I’ve been learning a lot about leadership this year. In one of my roles at the college at which I work, I’m serving as Chair of our Collegial Governance system. Very basically, there are committees that explore issues of Academic Standards, College Life, Professional Development, and many more. Those committees work on recommendations that must move through our College’s Forum and go to the President for response.
This position has been one of the most rewarding of my professional career even though I’ve found it phenomenally challenging at times. And one thing I’ve begun to learn in this position is that outstanding leadership can sometimes by knowing when to get out of the way and just let an already strong system work its magic. I don’t suggest for a moment that a leader should always do this, or even usually. I do, however, think that a good leader today absolutely needs to do it sometimes and needs to understand when those times are.
Such was absolutely not the case during the term of Judge Kenesaw Mountain Landis, the first Commissioner of Baseball and the second inductee into the Pioneer/Executive wing of the Hall of Miller and Eric. Landis had a clear mandate in the wake of the Black Sox scandal when eight members of the Chicago White Sox conspired to throw the 1919 World Series. He needed to make absolutely certain for the public, the players, and the owners that the game was clean. As a result, or maybe because it’s the only way he knew, Landis ruled with an iron fist. Let’s look at a couple of quotations.
“Regardless of the verdict of juries, no player who throws a ballgame, no player that undertakes or promises to throw a ballgame, no player that sits in conference with a bunch of crooked players and gamblers where the ways and means of throwing a game are discussed and does not promptly tell his club about it, will ever play professional baseball.”
Equivocate ever? I guess not. The Black Sox were acquitted by a jury. But Landis was judge, jury, and metaphorical executioner on this one. They’re all still on the permanently ineligible list.
“Negroes are not barred from organized baseball by the commissioner and never have been during the twenty-one years I have served.”
I want to debate neither intellectual honesty nor accuracy here.
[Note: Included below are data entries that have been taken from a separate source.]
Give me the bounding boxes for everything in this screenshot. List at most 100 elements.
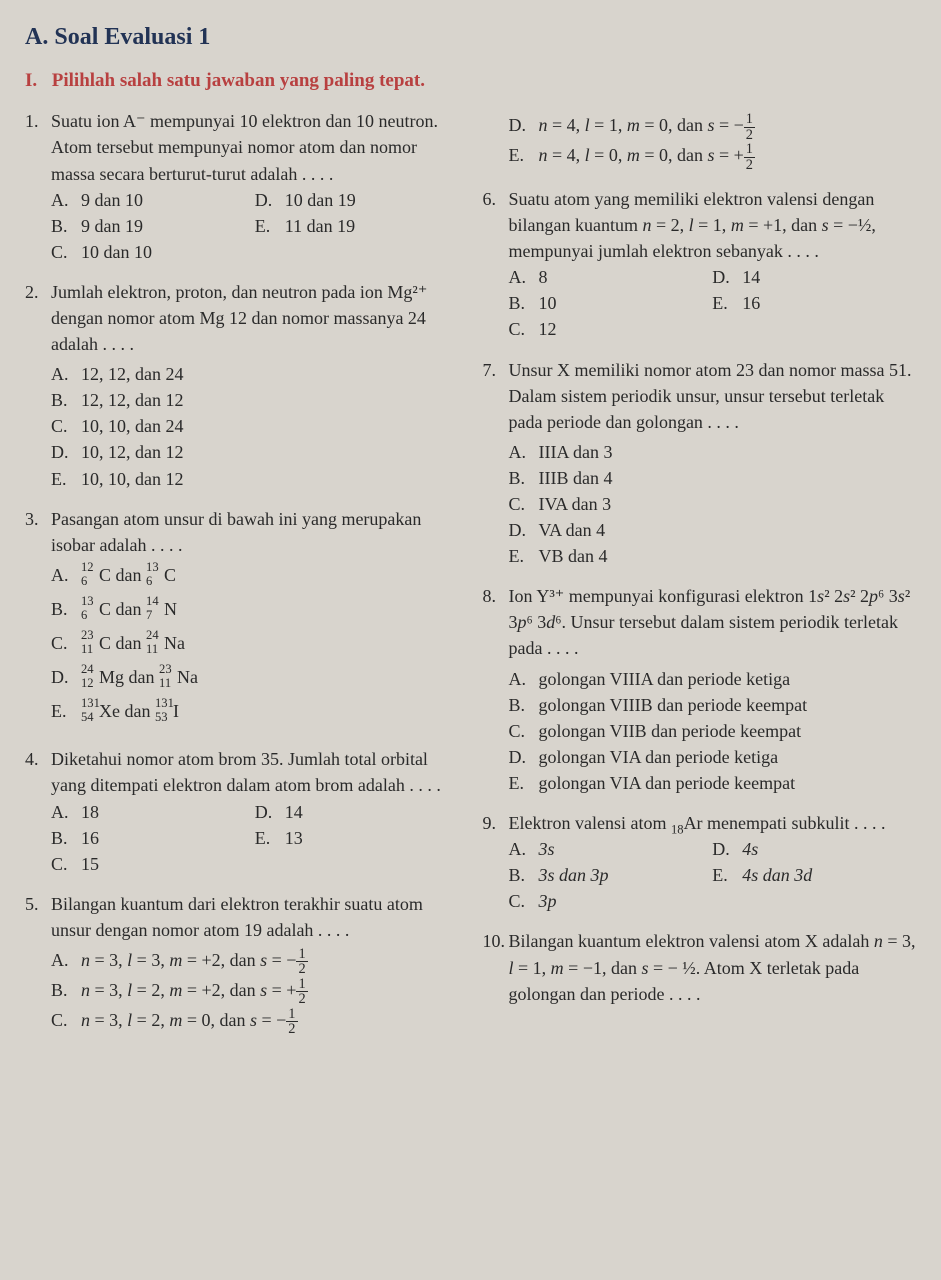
option-text: 10 bbox=[539, 290, 713, 316]
question-number: 5. bbox=[25, 891, 51, 917]
option-text: IIIA dan 3 bbox=[539, 439, 917, 465]
option-label: D. bbox=[51, 664, 81, 690]
section-header: A. Soal Evaluasi 1 bbox=[25, 20, 916, 55]
option: D.14 bbox=[255, 799, 459, 825]
option-label: B. bbox=[509, 290, 539, 316]
option: C.15 bbox=[51, 851, 255, 877]
option-label: D. bbox=[509, 744, 539, 770]
question-text: Diketahui nomor atom brom 35. Jumlah tot… bbox=[51, 746, 459, 798]
option-label: D. bbox=[712, 264, 742, 290]
option-text: golongan VIA dan periode ketiga bbox=[539, 744, 917, 770]
option-text: 3s dan 3p bbox=[539, 862, 713, 888]
option-text: 136C dan 147N bbox=[81, 596, 459, 622]
section-title-text: Soal Evaluasi 1 bbox=[54, 24, 210, 50]
question: 2.Jumlah elektron, proton, dan neutron p… bbox=[25, 279, 459, 492]
option-label: B. bbox=[51, 213, 81, 239]
option: D.14 bbox=[712, 264, 916, 290]
question-number: 9. bbox=[483, 810, 509, 836]
instruction-num: I. bbox=[25, 67, 47, 95]
option-label: A. bbox=[51, 799, 81, 825]
option-text: 10, 10, dan 12 bbox=[81, 466, 459, 492]
option-text: 13 bbox=[285, 825, 459, 851]
option: D.2412Mg dan 2311Na bbox=[51, 664, 459, 690]
option-label: C. bbox=[51, 630, 81, 656]
option: A.3s bbox=[509, 836, 713, 862]
option-text: golongan VIIIB dan periode keempat bbox=[539, 692, 917, 718]
option-label: C. bbox=[51, 1007, 81, 1033]
option: A.9 dan 10 bbox=[51, 187, 255, 213]
option: B.9 dan 19 bbox=[51, 213, 255, 239]
option-text: 18 bbox=[81, 799, 255, 825]
question-text: Pasangan atom unsur di bawah ini yang me… bbox=[51, 506, 459, 558]
option: B.n = 3, l = 2, m = +2, dan s = +12 bbox=[51, 977, 459, 1007]
option-text: 10, 10, dan 24 bbox=[81, 413, 459, 439]
question: 8.Ion Y³⁺ mempunyai konfigurasi elektron… bbox=[483, 583, 917, 796]
question: 6.Suatu atom yang memiliki elektron vale… bbox=[483, 186, 917, 343]
option: D.10, 12, dan 12 bbox=[51, 439, 459, 465]
option-text: 15 bbox=[81, 851, 255, 877]
option-text: 13154Xe dan 13153I bbox=[81, 698, 459, 724]
option-label: E. bbox=[509, 142, 539, 168]
option: C.10 dan 10 bbox=[51, 239, 255, 265]
right-column: D.n = 4, l = 1, m = 0, dan s = −12E.n = … bbox=[483, 108, 917, 1050]
option-text: 12, 12, dan 12 bbox=[81, 387, 459, 413]
option: C.golongan VIIB dan periode keempat bbox=[509, 718, 917, 744]
left-column: 1.Suatu ion A⁻ mempunyai 10 elektron dan… bbox=[25, 108, 459, 1050]
question-text: Unsur X memiliki nomor atom 23 dan nomor… bbox=[509, 357, 917, 435]
option-text: 2412Mg dan 2311Na bbox=[81, 664, 459, 690]
option-text: 10, 12, dan 12 bbox=[81, 439, 459, 465]
option-label: B. bbox=[509, 862, 539, 888]
option: E.golongan VIA dan periode keempat bbox=[509, 770, 917, 796]
option-text: 12, 12, dan 24 bbox=[81, 361, 459, 387]
option-label: C. bbox=[509, 491, 539, 517]
question: 9.Elektron valensi atom 18Ar menempati s… bbox=[483, 810, 917, 914]
question-number: 10. bbox=[483, 928, 509, 954]
option-label: C. bbox=[509, 718, 539, 744]
question-text: Jumlah elektron, proton, dan neutron pad… bbox=[51, 279, 459, 357]
option-label: C. bbox=[51, 413, 81, 439]
option-label: A. bbox=[509, 439, 539, 465]
content-columns: 1.Suatu ion A⁻ mempunyai 10 elektron dan… bbox=[25, 108, 916, 1050]
question-number: 7. bbox=[483, 357, 509, 383]
option: C.n = 3, l = 2, m = 0, dan s = −12 bbox=[51, 1007, 459, 1037]
option-label: A. bbox=[509, 836, 539, 862]
option-label: E. bbox=[712, 862, 742, 888]
option-text: IVA dan 3 bbox=[539, 491, 917, 517]
option: C.10, 10, dan 24 bbox=[51, 413, 459, 439]
option: E.10, 10, dan 12 bbox=[51, 466, 459, 492]
option: C.3p bbox=[509, 888, 713, 914]
option-text: 9 dan 19 bbox=[81, 213, 255, 239]
option: C.12 bbox=[509, 316, 713, 342]
option-label: B. bbox=[51, 387, 81, 413]
option-text: 16 bbox=[81, 825, 255, 851]
option-label: A. bbox=[51, 361, 81, 387]
option: E.13 bbox=[255, 825, 459, 851]
option-text: IIIB dan 4 bbox=[539, 465, 917, 491]
option-text: 10 dan 19 bbox=[285, 187, 459, 213]
option: D.n = 4, l = 1, m = 0, dan s = −12 bbox=[509, 112, 917, 142]
option-label: D. bbox=[255, 187, 285, 213]
option-text: 2311C dan 2411Na bbox=[81, 630, 459, 656]
option: E.4s dan 3d bbox=[712, 862, 916, 888]
option-label: E. bbox=[51, 466, 81, 492]
option: B.golongan VIIIB dan periode keempat bbox=[509, 692, 917, 718]
option-text: 3s bbox=[539, 836, 713, 862]
option-label: A. bbox=[509, 666, 539, 692]
option-label: B. bbox=[509, 465, 539, 491]
question-text: Suatu atom yang memiliki elektron valens… bbox=[509, 186, 917, 264]
question: 1.Suatu ion A⁻ mempunyai 10 elektron dan… bbox=[25, 108, 459, 265]
option-text: n = 3, l = 3, m = +2, dan s = −12 bbox=[81, 947, 459, 977]
question-text: Elektron valensi atom 18Ar menempati sub… bbox=[509, 810, 917, 836]
option: A.n = 3, l = 3, m = +2, dan s = −12 bbox=[51, 947, 459, 977]
question-text: Suatu ion A⁻ mempunyai 10 elektron dan 1… bbox=[51, 108, 459, 186]
option-label: A. bbox=[51, 562, 81, 588]
option-text: n = 3, l = 2, m = 0, dan s = −12 bbox=[81, 1007, 459, 1037]
option-label: C. bbox=[51, 239, 81, 265]
option: A.8 bbox=[509, 264, 713, 290]
option-text: 126C dan 136C bbox=[81, 562, 459, 588]
option-text: golongan VIA dan periode keempat bbox=[539, 770, 917, 796]
option-label: E. bbox=[712, 290, 742, 316]
option-label: C. bbox=[509, 316, 539, 342]
option-text: golongan VIIB dan periode keempat bbox=[539, 718, 917, 744]
option-label: C. bbox=[51, 851, 81, 877]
I merely want to point out that the man took responsibility himself when it was his and absolutely refused to touch it when it wasn’t, at least when it wasn’t in his mind.
A leader such as Landis wouldn’t succeed today, not in Major League Baseball, not in my Governance position, and not in most places in this country. But Judge Kenesaw Mountain Landis was just about the perfect person to be the first Commissioner of baseball and save the game from the ruin of gambling.